Malaria, however, did not disappear from the planet. Attempts to globalize antimalarial measures developed by the League of Nations Hygiene Society and, later, the World Health Organization, did not have the expected success. Vertical type strategies were used. This was the case with the use of DDT and chloroquine in World War II. The disease had become a problem for the allied armies. It was said to be more dangerous than enemy bullets.
Comprehensive actions were less used. Its objective was structural changes and improvements in the living conditions of the populations. In addition, public health systems should be strengthened. Decades later, malaria continues to be a serious problem worldwide.
The search for an effective and safe vaccine is very recent. The RTS, S / AS01 (RTS, S) vaccine is the first and, to date, the only effective one. It allows to significantly reduce the incidence of the disease and the potential lethality for African children.
Covid-19 and its impact on malaria
On World Malaria Day (April 25), 2019, the first universal childhood vaccination campaign against malaria began. According to Pedro Alonso, director of the World Health Organization’s malaria program: “This vaccine will not be the definitive solution, but it has the potential to save thousands of lives and, therefore, will contribute to the economic and social development of some of the most disadvantaged areas of the planet ”.

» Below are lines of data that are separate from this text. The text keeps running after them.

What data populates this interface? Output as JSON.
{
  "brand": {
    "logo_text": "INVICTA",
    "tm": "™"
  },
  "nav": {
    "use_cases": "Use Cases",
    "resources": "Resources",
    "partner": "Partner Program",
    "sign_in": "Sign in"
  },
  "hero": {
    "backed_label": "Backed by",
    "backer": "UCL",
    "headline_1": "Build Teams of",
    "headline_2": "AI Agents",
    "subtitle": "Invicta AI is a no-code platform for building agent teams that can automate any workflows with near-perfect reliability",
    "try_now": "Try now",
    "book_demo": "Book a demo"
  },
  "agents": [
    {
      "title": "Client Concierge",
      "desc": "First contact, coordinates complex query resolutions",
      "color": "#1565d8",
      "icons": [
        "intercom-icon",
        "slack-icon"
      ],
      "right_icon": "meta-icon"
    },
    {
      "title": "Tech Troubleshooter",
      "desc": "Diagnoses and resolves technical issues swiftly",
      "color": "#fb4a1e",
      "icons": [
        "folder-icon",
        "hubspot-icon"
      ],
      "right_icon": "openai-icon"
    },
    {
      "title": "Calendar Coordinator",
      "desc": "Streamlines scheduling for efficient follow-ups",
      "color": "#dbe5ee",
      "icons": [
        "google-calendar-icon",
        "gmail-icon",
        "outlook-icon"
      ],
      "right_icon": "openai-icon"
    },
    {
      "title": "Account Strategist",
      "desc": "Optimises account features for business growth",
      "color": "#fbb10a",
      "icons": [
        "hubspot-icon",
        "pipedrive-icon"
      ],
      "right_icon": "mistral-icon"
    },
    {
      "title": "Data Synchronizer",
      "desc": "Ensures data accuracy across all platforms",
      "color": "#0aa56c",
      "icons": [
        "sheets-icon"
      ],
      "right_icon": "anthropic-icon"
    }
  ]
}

In the current situation, with the background of the pandemic, some authors have made very worrying estimates. In 2020, in the worst-case scenario, malaria deaths in sub-Saharan Africa would be about 769,000. It would mean returning to the mortality rates of the beginning of the century. The cause would be the suspension of the distribution campaigns for insecticide-treated nets and the reduction of access to effective antimalarials.
The hopes generated by the vaccine against covid-19 should not obscure other infectious diseases whose eradication is, today, impossible. Failure against malaria can be a good vaccine for the virus of exaggerated optimism.